In 2018 I was working for O'Reilly as a commercial manager dealing almost single handedly with a pretty large store and 6 delivery trucks for my area. I was offered less than a 1% raise. After destroying profit increase goals for something like the 5th year in a row. I called it quits and slid over to a cushy dealership parts job that was about a 50% increase. Which with how little I was getting paid, still wasn't great. 2 years after that in 2020 I jumped ship to do parts as a union guy on the waterfront. As a parts person I wasn't making journeyman wage but it was still about a 50% wage increase over the dealership. In '21 my crew renegotiated our contract and kicked me to journeyman wage which was about a 40% wage increase. That contract length was pretty short because of some terminal issues so we renegotiated just a few months ago for a 12% over two years. The crew next door just received a 35% increase over the next 3 years which I imagine we'll mimic when our contract expires in 2 years. It's nuts how much we get payed to do very little. That's not even to mention benefits which are 100% company paid. I think containerized shipping is going to get pretty expensive over the next few years.

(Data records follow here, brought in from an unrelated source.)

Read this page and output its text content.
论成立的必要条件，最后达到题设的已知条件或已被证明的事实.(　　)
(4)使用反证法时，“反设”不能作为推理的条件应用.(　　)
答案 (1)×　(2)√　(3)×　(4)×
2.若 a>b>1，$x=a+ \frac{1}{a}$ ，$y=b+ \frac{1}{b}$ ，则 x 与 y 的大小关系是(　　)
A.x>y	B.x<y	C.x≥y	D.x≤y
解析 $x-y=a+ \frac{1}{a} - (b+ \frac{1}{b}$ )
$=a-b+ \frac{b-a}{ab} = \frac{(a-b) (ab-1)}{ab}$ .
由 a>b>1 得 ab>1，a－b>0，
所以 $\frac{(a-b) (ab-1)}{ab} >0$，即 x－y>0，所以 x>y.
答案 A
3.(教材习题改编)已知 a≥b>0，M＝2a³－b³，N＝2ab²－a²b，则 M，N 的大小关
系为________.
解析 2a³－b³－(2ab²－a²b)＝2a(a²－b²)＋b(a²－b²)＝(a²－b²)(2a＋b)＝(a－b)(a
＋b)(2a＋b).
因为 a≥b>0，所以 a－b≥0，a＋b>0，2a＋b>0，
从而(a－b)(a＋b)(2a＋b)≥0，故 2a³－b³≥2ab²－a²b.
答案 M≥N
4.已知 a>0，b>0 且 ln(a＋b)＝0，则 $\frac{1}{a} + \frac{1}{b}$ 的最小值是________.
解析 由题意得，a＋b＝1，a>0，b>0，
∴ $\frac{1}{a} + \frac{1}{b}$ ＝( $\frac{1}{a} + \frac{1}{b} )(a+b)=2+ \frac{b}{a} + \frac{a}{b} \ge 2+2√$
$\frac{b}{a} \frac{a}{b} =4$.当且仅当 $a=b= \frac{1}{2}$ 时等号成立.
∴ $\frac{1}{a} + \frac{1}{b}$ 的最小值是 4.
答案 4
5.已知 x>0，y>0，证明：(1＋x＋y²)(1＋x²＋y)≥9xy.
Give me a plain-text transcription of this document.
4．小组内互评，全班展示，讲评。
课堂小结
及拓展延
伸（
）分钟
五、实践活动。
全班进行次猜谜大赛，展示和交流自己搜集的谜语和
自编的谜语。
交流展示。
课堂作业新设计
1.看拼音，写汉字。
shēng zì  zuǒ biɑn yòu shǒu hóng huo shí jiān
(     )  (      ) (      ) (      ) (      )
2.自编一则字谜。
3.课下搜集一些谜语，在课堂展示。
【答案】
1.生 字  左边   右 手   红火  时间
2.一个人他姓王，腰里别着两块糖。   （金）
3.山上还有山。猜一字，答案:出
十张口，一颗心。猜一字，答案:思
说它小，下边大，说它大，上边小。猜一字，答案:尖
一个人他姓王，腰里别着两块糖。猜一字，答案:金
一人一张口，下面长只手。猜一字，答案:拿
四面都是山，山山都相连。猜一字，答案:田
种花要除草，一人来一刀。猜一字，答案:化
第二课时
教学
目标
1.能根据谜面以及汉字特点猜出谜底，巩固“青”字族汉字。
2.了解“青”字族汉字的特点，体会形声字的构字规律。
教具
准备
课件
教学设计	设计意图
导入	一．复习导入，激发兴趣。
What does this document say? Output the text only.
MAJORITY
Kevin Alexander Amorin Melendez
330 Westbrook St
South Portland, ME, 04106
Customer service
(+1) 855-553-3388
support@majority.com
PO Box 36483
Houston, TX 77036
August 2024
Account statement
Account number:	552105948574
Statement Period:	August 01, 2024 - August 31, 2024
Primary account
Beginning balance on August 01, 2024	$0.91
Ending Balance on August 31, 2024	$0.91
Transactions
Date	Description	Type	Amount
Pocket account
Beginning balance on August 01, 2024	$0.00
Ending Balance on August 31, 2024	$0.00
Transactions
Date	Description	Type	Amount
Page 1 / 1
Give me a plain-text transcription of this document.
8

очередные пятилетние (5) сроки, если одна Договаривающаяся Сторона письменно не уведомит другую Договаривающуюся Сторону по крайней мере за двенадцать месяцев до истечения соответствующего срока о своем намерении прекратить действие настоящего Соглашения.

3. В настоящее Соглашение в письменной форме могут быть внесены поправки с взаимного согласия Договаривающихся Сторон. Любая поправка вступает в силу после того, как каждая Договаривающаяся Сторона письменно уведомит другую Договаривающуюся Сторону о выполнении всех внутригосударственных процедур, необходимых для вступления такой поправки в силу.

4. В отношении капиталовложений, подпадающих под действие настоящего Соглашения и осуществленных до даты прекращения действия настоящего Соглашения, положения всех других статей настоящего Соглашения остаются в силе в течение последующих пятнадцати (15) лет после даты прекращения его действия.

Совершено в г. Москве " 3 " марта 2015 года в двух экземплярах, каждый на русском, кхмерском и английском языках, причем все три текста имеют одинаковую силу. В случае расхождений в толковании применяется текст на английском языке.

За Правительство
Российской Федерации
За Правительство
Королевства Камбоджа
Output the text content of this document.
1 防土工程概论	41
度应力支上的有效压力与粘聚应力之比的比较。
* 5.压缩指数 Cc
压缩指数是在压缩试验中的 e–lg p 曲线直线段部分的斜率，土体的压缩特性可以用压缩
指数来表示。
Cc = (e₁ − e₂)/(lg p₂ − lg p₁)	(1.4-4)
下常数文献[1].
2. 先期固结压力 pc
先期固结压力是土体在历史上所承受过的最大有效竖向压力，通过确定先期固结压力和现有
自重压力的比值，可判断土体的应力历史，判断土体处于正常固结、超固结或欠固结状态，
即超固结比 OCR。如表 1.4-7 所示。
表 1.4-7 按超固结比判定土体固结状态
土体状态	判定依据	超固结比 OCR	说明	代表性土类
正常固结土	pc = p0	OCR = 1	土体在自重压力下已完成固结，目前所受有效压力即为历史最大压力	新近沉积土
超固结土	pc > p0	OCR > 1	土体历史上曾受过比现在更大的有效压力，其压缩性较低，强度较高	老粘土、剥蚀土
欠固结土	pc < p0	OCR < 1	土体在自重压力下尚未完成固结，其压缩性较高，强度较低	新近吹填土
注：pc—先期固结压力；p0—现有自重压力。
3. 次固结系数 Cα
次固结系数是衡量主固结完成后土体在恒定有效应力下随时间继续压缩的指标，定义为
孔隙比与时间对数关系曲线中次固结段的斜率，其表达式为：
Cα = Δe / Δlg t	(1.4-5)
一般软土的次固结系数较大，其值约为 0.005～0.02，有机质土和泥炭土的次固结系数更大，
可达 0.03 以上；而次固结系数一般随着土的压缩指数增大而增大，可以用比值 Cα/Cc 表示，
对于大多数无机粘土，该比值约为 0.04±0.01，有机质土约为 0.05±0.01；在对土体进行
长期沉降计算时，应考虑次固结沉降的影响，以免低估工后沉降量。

From 2018-O'reilly until now it's something like 400% increase?

jmabarone
jmabarone HalfDork
9/19/23 3:08 p.m.

Started off at my company in 2017, quickly made it to production leadership position.  Transition to an office position at the end of 2021.

2017-2019:  standard cost of living increases and raises based on promotions, yearly bonus of 2-4%. 

2020: no bonus, 3% COL increase

2021:  5% bonus, small salary increase

2022:  5% bonus, small salary increase

2023:  small promotion, 4% COL increase, bonus TBD

 

Single income, wife stays at home with our kids.  We're doing alright.

Indy - Guy
Indy - Guy UltimaDork
9/19/23 3:24 p.m.
bludroptop said:

I don't understand why people think they should get a raise for not quitting.  


Because inflation.

pheller
pheller UltimaDork
9/19/23 3:29 p.m.

25.8% increase over 8 years, or 3.225% year over year. 

I would consider us solidly middle class in a town/city that many consider a "dream town" (where you either struggle while young or move when old), but with significantly less debt than most of our peers, and better savings/retirement, but with less earning potential overall in our current jobs/careers.